When our cohort was stratified by age, we found that for patients <40 years of age, treatment was not a significant prognostic factor of survival. In contrast, treatment remained a predictive factor for patients >40 years of age, with similar trend to the overall cohort. These findings may be related to the fact that younger patients are more likely to have VHL-related hemangioblastomas, and older patients are more likely to have sporadic tumors. The average age at time of diagnosis for VHL patients is generally in the third decade1,5,6,9,35 with one series noting all VHL-associated hemangioblastoma cases presenting at age 40 or younger36. In contrast, average age at time of diagnosis for sporadic cases is much more likely to be greater than 40 years1,9,35. Higher prevalence of brainstem and multifocal lesions in the <40 age group also suggests that the younger age group encompasses the majority of patients with VHL disease in our cohort. What remains a significant challenge for providers is determining the optimal management strategy for VHL patients in which disease progression is attributed to manifestations of symptoms associated with new tumor development. The frequency of intervention should be minimized in order to avoid additional treatment-related morbidities over time4,5. Our findings underscore the need for careful longitudinal surveillance of VHL patients because successful therapy may not lead to better survival outcomes.

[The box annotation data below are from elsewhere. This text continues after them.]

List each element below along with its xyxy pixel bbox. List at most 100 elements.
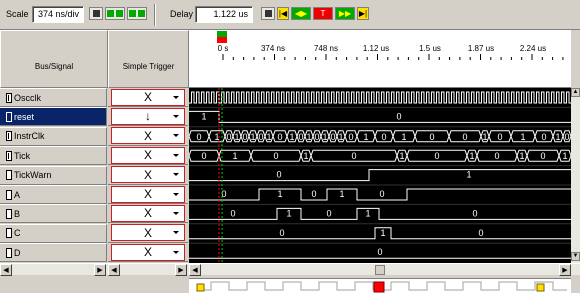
scale-grid-button[interactable] bbox=[89, 7, 103, 20]
next-edge-button[interactable]: ▶▶ bbox=[335, 7, 355, 20]
time-ruler[interactable]: 0 s 374 ns 748 ns 1.12 us 1.5 us 1.87 us… bbox=[189, 30, 571, 88]
instrclk-value-label: 1 bbox=[234, 132, 239, 142]
c-value-label: 1 bbox=[380, 228, 385, 238]
scale-input[interactable]: 374 ns/div bbox=[32, 6, 84, 23]
waveform-vertical-scrollbar[interactable]: ▲ ▼ bbox=[571, 88, 580, 263]
b-value-label: 0 bbox=[326, 208, 331, 218]
waveform-display[interactable]: 1001010101010101010101001010100101010101… bbox=[189, 88, 571, 263]
scroll-down-arrow[interactable]: ▼ bbox=[571, 252, 580, 261]
signal-row-oscclk[interactable]: Oscclk bbox=[0, 88, 107, 107]
overview-trigger-marker[interactable] bbox=[373, 281, 385, 293]
trigger-select[interactable]: X bbox=[111, 146, 185, 164]
trigger-list-hscrollbar[interactable]: ◀ ▶ bbox=[108, 263, 189, 276]
delay-grid-button[interactable] bbox=[261, 7, 275, 20]
a-value-label: 1 bbox=[277, 189, 282, 199]
signal-icon bbox=[6, 111, 12, 122]
scroll-left-arrow[interactable]: ◀ bbox=[108, 264, 120, 276]
tickwarn-waveform bbox=[189, 169, 571, 182]
dropdown-arrow-icon[interactable] bbox=[173, 231, 179, 235]
signal-row-instrclk[interactable]: InstrClk bbox=[0, 126, 107, 146]
trigger-select[interactable]: X bbox=[111, 88, 185, 106]
instrclk-value-label: 1 bbox=[363, 132, 368, 142]
instrclk-value-label: 0 bbox=[541, 132, 546, 142]
scroll-left-arrow[interactable]: ◀ bbox=[0, 264, 12, 276]
go-to-end-button[interactable]: ▶| bbox=[357, 7, 369, 20]
instrclk-value-label: 1 bbox=[401, 132, 406, 142]
trigger-select[interactable]: X bbox=[111, 166, 185, 184]
signal-icon bbox=[6, 170, 12, 181]
bus-icon bbox=[6, 92, 12, 103]
overview-strip[interactable] bbox=[189, 278, 571, 293]
dropdown-arrow-icon[interactable] bbox=[173, 114, 179, 118]
instrclk-value-label: 1 bbox=[482, 132, 487, 142]
dropdown-arrow-icon[interactable] bbox=[173, 173, 179, 177]
trigger-value: X bbox=[143, 187, 152, 201]
waveform-hscrollbar[interactable]: ◀ ▶ bbox=[189, 263, 580, 276]
trigger-marker-icon: T bbox=[320, 9, 326, 18]
instrclk-value-label: 0 bbox=[314, 132, 319, 142]
instrclk-value-label: 0 bbox=[196, 132, 201, 142]
overview-start-marker[interactable] bbox=[196, 283, 205, 292]
ruler-tick-label: 1.12 us bbox=[362, 44, 390, 53]
signal-row-tickwarn[interactable]: TickWarn bbox=[0, 165, 107, 185]
tick-value-label: 1 bbox=[469, 151, 474, 161]
dropdown-arrow-icon[interactable] bbox=[173, 211, 179, 215]
signal-list-hscrollbar[interactable]: ◀ ▶ bbox=[0, 263, 108, 276]
toolbar: Scale 374 ns/div Delay 1.122 us |◀ ◀▶ T … bbox=[0, 0, 580, 30]
c-value-label: 0 bbox=[279, 228, 284, 238]
dropdown-arrow-icon[interactable] bbox=[173, 95, 179, 99]
zoom-in-button[interactable] bbox=[105, 7, 125, 20]
scroll-up-arrow[interactable]: ▲ bbox=[571, 88, 580, 97]
signal-icon bbox=[6, 189, 12, 200]
bus-icon bbox=[6, 150, 12, 161]
signal-row-c[interactable]: C bbox=[0, 223, 107, 243]
signal-row-a[interactable]: A bbox=[0, 185, 107, 204]
signal-name: B bbox=[14, 208, 21, 219]
ruler-tick-label: 0 s bbox=[217, 44, 229, 53]
instrclk-value-label: 0 bbox=[277, 132, 282, 142]
trigger-marker-button[interactable]: T bbox=[313, 7, 333, 20]
overview-end-marker[interactable] bbox=[536, 283, 545, 292]
instrclk-value-label: 0 bbox=[429, 132, 434, 142]
trigger-select[interactable]: X bbox=[111, 127, 185, 145]
ruler-tick-label: 374 ns bbox=[260, 44, 286, 53]
go-to-start-button[interactable]: |◀ bbox=[277, 7, 289, 20]
trigger-select[interactable]: X bbox=[111, 224, 185, 242]
scroll-thumb[interactable] bbox=[375, 265, 385, 275]
simple-trigger-header[interactable]: Simple Trigger bbox=[108, 30, 189, 88]
scroll-left-arrow[interactable]: ◀ bbox=[189, 264, 201, 276]
signal-row-reset[interactable]: reset bbox=[0, 107, 107, 127]
a-value-label: 0 bbox=[311, 189, 316, 199]
tick-value-label: 0 bbox=[351, 151, 356, 161]
instrclk-value-label: 1 bbox=[555, 132, 560, 142]
signal-name: TickWarn bbox=[14, 170, 52, 181]
trigger-select[interactable]: X bbox=[111, 243, 185, 261]
trigger-select[interactable]: ↓ bbox=[111, 107, 185, 125]
scroll-right-arrow[interactable]: ▶ bbox=[175, 264, 187, 276]
signal-row-d[interactable]: D bbox=[0, 243, 107, 263]
dropdown-arrow-icon[interactable] bbox=[173, 192, 179, 196]
delay-input[interactable]: 1.122 us bbox=[195, 6, 253, 23]
delay-label: Delay bbox=[170, 9, 194, 19]
bus-signal-header[interactable]: Bus/Signal bbox=[0, 30, 108, 88]
instrclk-value-label: 0 bbox=[462, 132, 467, 142]
signal-row-tick[interactable]: Tick bbox=[0, 146, 107, 166]
trigger-select[interactable]: X bbox=[111, 204, 185, 222]
zoom-out-button[interactable] bbox=[127, 7, 147, 20]
dropdown-arrow-icon[interactable] bbox=[173, 153, 179, 157]
reset-value-label: 0 bbox=[396, 111, 401, 121]
previous-edge-button[interactable]: ◀▶ bbox=[291, 7, 311, 20]
signal-row-b[interactable]: B bbox=[0, 204, 107, 224]
signal-icon bbox=[6, 208, 12, 219]
instrclk-value-label: 0 bbox=[330, 132, 335, 142]
scroll-right-arrow[interactable]: ▶ bbox=[559, 264, 571, 276]
trigger-value: X bbox=[143, 128, 152, 143]
dropdown-arrow-icon[interactable] bbox=[173, 134, 179, 138]
signal-name: InstrClk bbox=[14, 131, 45, 142]
trigger-select[interactable]: X bbox=[111, 185, 185, 203]
scroll-right-arrow[interactable]: ▶ bbox=[94, 264, 106, 276]
logic-analyzer-window: Scale 374 ns/div Delay 1.122 us |◀ ◀▶ T … bbox=[0, 0, 580, 293]
dropdown-arrow-icon[interactable] bbox=[173, 250, 179, 254]
a-value-label: 0 bbox=[379, 189, 384, 199]
trigger-row-a: X bbox=[108, 185, 188, 204]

We acknowledge a few limitations. First, there was selection bias associated with a retrospective analysis. Second, because there was no central pathology review, misdiagnosed cases of hemangioblastomas could be present in our study cohort. Third, because data on recurrence was not available, progression-free survival could not be assessed. Likewise, data on clinical manifestations or neurological status was not provided by the NCDB, limiting the conclusions that can be made about site-specific surgical risks and outcomes37. Fourth, the limited size and quality of data makes it difficult to draw definite conclusion on the efficacy of RT. Finally, the database does not have information on VHL, so we used age <40 as a surrogate marker for a VHL diagnosis. Despite these limitations, the large sample size allows for meaningful trends to be observed with adequate power across multiple healthcare systems. Further studies focusing on patients with a definite VHL diagnosis and those who were treated with RT are needed to guide management of these specific populations.

Conclusion

Patients with smaller tumors were more likely to undergo no treatment or treated by SRS or EBRT as primary treatment. Brainstem tumors had worse outcomes than cerebellar tumors. GTR remained the optimal treatment for hemangioblastoma. SRS as primary treatment may perform similarly to surgery alone. Treatment was not a significant predictor of survival in younger patients with hemangioblastoma.